When St. Joseph tried to eliminate the nurse practitioner salaries in 2004, MidAtlantic “demanded” the hospital pay equivalent amounts under two new contracts so that MidAtlantic’s “overall remuneration amounts remained the same,” according to the settlement.
A request for comment left with MidAtlantic’s administrative offices in Pikesville was not returned Tuesday night.
Lincoln, one of the initial complainants in the False Claims Act suit, is also involved in a longstanding $60 million lawsuit in Baltimore County Circuit Court against MidAtlantic stemming from a failed merger between the two rivals. Simms, who is not involved in the county case, said the federal settlement would have no effect on that lawsuit.
Lawyers involved in other suits connected to stent implants were still trying to digest the news of the federal settlement late Tuesday.
Stephen L. Snyder, whose firm is representing Midei in his lawsuit against the hospital, said his initial reaction was that the settlement “completely supports our position.”
“The allegations [in the settlement] are business allegations that flow from St. Joseph to the business people at MidAtlantic. They had nothing to do with Mark Midei and preceded Mark Midei,” said Snyder, of Snyder & Snyder in Pikesville. “Mark Midei was made a sacrificial lamb.”
Andrew G. Slutkin, who represents about 10 stent patients suing the hospital and Midei, said he did not think the settlement would have any effect on his litigation. Midei’s actions were a small part of the settlement, he said, but it shows the federal government did not want to resolve the fraud allegations without addressing Midei’s role.

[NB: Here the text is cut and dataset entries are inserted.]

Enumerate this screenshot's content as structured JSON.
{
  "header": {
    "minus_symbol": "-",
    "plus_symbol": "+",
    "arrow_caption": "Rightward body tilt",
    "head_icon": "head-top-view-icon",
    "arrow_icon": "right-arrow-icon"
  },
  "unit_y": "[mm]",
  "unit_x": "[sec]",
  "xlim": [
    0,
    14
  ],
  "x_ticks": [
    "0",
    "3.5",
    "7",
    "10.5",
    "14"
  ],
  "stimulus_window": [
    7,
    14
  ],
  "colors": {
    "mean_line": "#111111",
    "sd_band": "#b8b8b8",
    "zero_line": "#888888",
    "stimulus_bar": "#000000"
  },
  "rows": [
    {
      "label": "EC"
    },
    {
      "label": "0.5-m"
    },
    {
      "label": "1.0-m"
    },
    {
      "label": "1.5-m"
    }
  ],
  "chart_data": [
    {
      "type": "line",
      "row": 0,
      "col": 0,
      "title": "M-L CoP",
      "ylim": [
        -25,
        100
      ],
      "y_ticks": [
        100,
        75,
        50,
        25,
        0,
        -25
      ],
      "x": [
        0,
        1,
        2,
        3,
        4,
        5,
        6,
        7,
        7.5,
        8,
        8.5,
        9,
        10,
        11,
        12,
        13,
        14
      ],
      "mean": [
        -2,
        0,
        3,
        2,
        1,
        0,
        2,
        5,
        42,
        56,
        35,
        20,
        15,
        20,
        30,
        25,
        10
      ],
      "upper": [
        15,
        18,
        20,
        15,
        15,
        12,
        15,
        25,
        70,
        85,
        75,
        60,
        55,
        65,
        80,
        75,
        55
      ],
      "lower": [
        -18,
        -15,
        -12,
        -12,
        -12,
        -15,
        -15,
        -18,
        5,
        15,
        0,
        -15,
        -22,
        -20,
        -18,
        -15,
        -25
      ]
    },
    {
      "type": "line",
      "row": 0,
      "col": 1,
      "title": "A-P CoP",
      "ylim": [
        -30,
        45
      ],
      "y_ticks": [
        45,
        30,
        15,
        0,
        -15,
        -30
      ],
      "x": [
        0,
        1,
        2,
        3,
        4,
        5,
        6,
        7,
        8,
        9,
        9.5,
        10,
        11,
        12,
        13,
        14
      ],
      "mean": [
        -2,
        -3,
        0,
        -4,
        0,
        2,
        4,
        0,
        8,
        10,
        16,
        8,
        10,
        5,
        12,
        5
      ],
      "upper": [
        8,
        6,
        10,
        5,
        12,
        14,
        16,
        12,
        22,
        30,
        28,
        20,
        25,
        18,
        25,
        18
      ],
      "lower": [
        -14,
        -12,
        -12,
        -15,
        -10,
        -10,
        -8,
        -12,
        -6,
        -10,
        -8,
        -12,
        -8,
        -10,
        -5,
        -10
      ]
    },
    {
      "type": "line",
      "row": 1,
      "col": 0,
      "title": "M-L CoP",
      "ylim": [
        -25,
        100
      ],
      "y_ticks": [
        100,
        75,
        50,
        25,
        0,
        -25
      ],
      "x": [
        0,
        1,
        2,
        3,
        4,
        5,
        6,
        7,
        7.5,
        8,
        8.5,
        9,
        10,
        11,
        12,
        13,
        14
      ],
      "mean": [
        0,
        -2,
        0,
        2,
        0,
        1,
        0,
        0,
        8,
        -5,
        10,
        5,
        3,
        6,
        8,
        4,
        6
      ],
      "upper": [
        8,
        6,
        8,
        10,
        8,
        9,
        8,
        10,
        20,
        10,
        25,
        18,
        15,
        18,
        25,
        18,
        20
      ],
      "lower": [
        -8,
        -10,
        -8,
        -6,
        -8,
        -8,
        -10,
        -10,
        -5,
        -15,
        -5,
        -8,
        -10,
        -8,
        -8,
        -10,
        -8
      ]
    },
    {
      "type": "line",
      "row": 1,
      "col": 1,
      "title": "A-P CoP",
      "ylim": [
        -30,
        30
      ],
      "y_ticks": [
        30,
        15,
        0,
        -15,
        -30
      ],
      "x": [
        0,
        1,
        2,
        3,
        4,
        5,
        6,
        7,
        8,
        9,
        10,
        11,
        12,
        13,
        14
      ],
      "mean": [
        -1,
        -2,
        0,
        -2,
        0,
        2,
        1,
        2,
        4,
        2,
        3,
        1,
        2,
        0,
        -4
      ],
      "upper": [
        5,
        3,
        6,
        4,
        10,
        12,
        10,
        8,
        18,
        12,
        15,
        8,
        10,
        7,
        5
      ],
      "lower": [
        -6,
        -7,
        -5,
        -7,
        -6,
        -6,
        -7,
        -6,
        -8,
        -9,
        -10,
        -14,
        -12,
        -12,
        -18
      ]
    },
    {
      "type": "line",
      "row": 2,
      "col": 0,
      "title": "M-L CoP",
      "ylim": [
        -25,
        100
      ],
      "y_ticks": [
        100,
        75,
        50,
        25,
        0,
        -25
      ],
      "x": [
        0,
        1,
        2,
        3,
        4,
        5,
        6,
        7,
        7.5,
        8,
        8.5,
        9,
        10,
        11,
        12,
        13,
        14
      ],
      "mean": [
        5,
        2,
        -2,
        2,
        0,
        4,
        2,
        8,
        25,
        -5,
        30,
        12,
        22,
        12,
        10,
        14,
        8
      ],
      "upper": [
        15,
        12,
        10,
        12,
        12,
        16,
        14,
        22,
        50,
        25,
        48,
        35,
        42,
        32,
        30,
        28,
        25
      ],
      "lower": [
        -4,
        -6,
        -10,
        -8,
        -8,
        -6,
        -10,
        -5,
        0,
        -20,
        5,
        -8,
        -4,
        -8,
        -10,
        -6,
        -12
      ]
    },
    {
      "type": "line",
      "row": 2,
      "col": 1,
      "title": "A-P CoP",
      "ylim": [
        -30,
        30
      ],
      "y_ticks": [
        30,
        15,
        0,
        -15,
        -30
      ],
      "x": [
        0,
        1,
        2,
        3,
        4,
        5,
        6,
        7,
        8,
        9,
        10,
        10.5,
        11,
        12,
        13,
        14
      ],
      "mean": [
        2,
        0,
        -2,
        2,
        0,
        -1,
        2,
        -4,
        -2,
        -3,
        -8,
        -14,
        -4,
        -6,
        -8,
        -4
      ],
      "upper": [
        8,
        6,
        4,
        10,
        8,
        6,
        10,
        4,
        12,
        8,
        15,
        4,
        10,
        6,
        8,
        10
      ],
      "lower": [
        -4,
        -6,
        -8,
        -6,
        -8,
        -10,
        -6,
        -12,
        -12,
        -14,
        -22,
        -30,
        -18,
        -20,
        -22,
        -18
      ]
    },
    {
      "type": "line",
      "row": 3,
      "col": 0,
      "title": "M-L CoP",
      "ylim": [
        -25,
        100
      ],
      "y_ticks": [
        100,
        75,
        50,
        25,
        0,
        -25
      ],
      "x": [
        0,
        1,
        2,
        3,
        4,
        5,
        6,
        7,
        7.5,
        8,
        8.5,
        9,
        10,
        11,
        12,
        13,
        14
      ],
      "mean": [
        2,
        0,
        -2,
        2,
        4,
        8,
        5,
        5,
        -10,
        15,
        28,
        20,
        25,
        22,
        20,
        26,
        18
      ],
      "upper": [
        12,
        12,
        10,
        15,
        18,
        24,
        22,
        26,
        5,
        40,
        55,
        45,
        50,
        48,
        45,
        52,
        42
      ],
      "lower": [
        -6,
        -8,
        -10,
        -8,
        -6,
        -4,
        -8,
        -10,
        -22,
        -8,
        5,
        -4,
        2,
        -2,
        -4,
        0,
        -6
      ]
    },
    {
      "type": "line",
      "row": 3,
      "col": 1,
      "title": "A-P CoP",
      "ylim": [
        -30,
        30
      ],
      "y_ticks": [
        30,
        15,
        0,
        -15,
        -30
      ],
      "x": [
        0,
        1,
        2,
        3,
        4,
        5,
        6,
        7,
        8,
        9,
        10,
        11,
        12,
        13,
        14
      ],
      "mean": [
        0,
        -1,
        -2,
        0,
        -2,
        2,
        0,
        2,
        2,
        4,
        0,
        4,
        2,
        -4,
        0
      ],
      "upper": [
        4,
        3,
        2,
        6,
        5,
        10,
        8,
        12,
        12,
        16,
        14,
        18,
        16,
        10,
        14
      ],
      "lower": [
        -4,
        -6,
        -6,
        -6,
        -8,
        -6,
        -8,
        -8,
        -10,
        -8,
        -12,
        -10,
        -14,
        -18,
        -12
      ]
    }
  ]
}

“This tells me Midei is clearly in the sights of federal prosecutors,” said Slutkin, of Silverman, Thompson, Slutkin and White LLC in Baltimore.
The hospital also announced Tuesday it had formally signed a five-year corporate integrity agreement with the federal Health and Human Services Department to ensure compliance with federal health care regulations. Among the requirements are the appointment of a corporate responsibility officer and enhanced physician peer review.